When Emily Bussey, OD, bought an existing practice in Bartlesville, Oklahoma, eight years ago, she expected it to grow quickly.
And it did. “From the time I bought the practice, I had 30 percent to 40 percent growth every year,” she says, which is why, in
2015, she built a new building with a more efficient layout and more space.
That helped her take advantage of the demand, but that new building wasn’t big enough. “Last year, we had 1 percent growth,” she says. The slowdown wasn’t caused by a lack of demand; the problem was a lack of space and an indication of a high-performing practice. “I had maxed out my efficiencies,” Dr. Bussey says.
Now she’s preparing for another expansion, this one less complicated than the last. In 2017, she bought the building behind hers and moved some of the back-office functions there, such as the ODs’ offices and the staff break room. Those two rooms will now be converted into exam lanes.

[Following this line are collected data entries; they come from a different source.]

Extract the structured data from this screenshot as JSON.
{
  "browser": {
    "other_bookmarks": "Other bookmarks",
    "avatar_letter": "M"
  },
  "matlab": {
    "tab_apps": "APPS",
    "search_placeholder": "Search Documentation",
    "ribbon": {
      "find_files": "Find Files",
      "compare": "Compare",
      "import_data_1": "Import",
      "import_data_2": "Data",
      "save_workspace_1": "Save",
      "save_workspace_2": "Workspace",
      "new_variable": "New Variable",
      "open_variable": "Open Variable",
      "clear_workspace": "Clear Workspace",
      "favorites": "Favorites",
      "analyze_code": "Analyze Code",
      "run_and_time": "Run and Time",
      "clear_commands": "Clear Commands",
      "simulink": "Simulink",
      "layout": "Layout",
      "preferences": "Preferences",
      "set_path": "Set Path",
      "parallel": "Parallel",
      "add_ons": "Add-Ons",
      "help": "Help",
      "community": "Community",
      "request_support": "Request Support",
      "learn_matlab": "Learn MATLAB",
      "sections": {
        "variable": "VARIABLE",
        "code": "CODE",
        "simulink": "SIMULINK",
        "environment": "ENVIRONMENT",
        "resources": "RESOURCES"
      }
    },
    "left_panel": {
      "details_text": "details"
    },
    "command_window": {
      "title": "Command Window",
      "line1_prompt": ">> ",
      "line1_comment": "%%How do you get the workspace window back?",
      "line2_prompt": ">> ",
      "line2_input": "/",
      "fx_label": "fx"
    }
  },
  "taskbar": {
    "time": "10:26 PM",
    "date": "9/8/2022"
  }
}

The new space will increase the practice capacity by 50 percent. “We now have four exam lanes, and that’s not enough,” she says.
The backlog was so large “that patients couldn’t get in for six months,” she says. “We’re booked out insanely. If my land were big enough, I could double the size of the practice and be fine. It’s a weird problem to have.” She and her associate, Jenny Johns, OD, will be able to increase their time in the office, too, expanding from a total of five doctor days each week to eight doctor days.
A key part of her success in managing this demand is the technology investments she’s made. She purchased an automated phoropter system when the practice opened, not only for the efficiency but because she has arthritis in both shoulders. “I needed
it to do my job,” she says.
But the investment didn’t work out that well, she says. “I couldn’t integrate it into the rest of the office systems, such as electronic health records. We spent days on the phone with the company” trying to fix the issues, without success. “I chose it because it cost less,” she says.
She had since seen Marco equipment excel in the field, so she replaced the two units she had and added two more Marco TRS systems, knowing she was expanding the exam lane space. Eventually, she expects to have a Marco TRS system in all six lanes. She also has the OPD-Scan III, which provides aberrometry and topography among other diagnostic measures. “Not only is it working with my electronic health records, but Marco’s customer service is great,” she says. “The equipment is easy to use. I love it.”
With the previous system she needed a scribe, but with Marco, “if I don’t have a scribe, I’m not going to fall behind because it integrates so well. The refraction is quicker, and the data entry is quicker.”
Her favorite features help her illustrate the need for eyeglasses to parents for their children and the ability to allow patients to compare their prescriptions quickly. With just a toggle switch on a tabletop unit, “it is so easy to show patients the difference between
their unaided vision, last year’s prescription and what the new exam showed. I use that every single time. It absolutely helps the capture rate.”
So seeing that year-over-year growth had slowed so dramatically was, in a way, a confirmation that expanding the physical space was the right plan. “The practice is so beautifully efficient, and we couldn’t have done that without the Marco automated phoropters. I fully believe that.”